Solution: Huh… perhaps give parents and players a language/gore filter, but that would have to cover some substantial spoken/written dialogue and pervasive images. It just might not be something Funcom can tone down, even if it would want to.
3. Unfamiliar genre blend
A large, large majority of MMOs are fantasy, and no matter how we moan about that fact, a large, large percentage of players flock to the familiar. The Secret World is a strange blend of contemporary settings, horror, science fiction, conspiracy, and occult. Those don’t have the widespread appeal of fantasy and haven’t made significant inroads into the MMO genre yet. TSW is pioneering in several places, but it’s a tough sell for players who look at it and go, “What is this? I don’t get it.”
It’s not just the genre that blends, but the gameplay itself. The classes blend, the types of quests, the range from action to extreme puzzle-solving. It’s just not something we’ve had on the market to this point.
Solution: Honestly? Time. I firmly believe that TSW is the type of game that not only requires people to invest time into it in order to become apologists for it, and that word-of-mouth will be the most significant factor in enticing friends and others to it.
4. Unfortunate timing
The Secret World came out at one of the worst times ever for a new MMO — just weeks before Guild Wars 2. People flocked to it, were gushing about it, playing it, and then just abandoned it in droves for one of the most anticipated MMOs of the past five years. It was something we saw coming, as many people said something along the lines of “This is my tide-me-over game until GW2 comes out.”
Even though GW2 and TSW are in different genres and have different business models, they do compete for each other’s time and population. TSW simply did not have enough time to settle in and establish itself before facing a very tough fall of GW2 and plenty of expansions.
Solution: Again, time. TSW needs to survive the year, polish up, and continue monthly updates to beef up the content. Time helps to make a level playing field, and once the newness of these games wears off a bit, TSW might have a second chance at regaining or drawing new players to its fold.
5. Mismanaged marketing
TSW actually did a great job getting people all riled up about it before launch, with a huge beta and lots of press. Since then, that’s all died down, and after playing the game myself I have to say that Funcom did not market its strengths so as to draw in the types of players who would really appreciate this style of game. Nowhere did I see the studio say, “Hey, this is an adventure-RPG online!” which it actually is. It’s the first of its kind that I know of, and that’s something to trumpet. The studio’s been all over the map with marketing, and has ended up making TSW sound like every other MMO out there because of it. That needs to change.

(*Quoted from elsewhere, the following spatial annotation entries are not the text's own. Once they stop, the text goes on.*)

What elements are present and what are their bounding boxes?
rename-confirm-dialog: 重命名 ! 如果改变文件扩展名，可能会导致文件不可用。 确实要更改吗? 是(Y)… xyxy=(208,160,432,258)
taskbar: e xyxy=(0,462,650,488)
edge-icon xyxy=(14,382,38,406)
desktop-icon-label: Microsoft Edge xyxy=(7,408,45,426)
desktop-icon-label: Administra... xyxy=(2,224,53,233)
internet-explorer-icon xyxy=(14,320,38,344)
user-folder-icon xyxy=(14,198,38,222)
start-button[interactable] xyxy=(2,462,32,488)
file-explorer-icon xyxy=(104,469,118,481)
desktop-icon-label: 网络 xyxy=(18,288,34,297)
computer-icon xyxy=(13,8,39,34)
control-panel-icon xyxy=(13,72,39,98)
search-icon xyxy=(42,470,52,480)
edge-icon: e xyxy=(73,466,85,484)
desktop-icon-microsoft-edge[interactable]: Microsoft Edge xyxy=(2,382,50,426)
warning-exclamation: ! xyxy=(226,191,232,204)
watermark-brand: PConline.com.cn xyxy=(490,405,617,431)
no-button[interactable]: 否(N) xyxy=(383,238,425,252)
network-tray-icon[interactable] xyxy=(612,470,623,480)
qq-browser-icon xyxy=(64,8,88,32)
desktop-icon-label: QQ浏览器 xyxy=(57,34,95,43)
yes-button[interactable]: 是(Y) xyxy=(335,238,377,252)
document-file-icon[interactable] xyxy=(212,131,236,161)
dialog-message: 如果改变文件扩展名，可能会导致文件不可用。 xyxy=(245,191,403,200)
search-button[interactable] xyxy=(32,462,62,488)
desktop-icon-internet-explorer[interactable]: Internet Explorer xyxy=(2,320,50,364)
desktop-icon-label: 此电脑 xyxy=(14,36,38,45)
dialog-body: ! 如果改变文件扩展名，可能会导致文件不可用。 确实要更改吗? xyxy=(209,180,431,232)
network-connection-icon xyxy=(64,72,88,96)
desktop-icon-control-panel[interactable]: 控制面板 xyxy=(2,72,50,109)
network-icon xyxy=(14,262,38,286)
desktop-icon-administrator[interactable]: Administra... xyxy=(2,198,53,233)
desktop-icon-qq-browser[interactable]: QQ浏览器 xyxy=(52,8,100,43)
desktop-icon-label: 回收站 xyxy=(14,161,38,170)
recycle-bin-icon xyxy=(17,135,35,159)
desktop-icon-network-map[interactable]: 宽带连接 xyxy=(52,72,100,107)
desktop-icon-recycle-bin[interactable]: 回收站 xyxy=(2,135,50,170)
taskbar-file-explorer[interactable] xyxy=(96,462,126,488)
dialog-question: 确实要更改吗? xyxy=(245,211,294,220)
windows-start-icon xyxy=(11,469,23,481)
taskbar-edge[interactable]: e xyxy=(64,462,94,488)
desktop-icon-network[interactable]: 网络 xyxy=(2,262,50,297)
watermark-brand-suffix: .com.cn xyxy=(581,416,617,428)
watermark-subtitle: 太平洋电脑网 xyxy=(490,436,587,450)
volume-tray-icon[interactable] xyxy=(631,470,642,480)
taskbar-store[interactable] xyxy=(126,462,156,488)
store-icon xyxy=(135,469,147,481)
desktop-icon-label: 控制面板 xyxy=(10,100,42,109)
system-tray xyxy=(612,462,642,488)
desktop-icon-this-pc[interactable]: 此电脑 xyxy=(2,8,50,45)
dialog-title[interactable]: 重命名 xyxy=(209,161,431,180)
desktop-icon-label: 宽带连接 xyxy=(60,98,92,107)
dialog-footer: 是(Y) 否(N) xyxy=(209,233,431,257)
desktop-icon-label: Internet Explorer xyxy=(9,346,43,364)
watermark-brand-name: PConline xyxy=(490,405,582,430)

Solution: Targeted, focused marketing. Embrace the niche and find players who are looking for horror, for contemporary settings, for adventure-style gameplay, for free-form character development. Contrast against the limitations and stifled innovation elsewhere in the field and give players a reason to root for your success.
TSW has a long ways to go, but I truly hope that it’s there for that long haul. It’s a game that I really, really hope is around years from now, because I haven’t gotten enough of it yet, and don’t anticipate doing so for a while to come.
Someone in the comments made the good point that while TSW was marketed as a conspiracy/secret societies game, it’s way more horror than anything else. I totally agree. Doesn’t make it bad, but I do wish there was more conspiracy/mythological elements in it.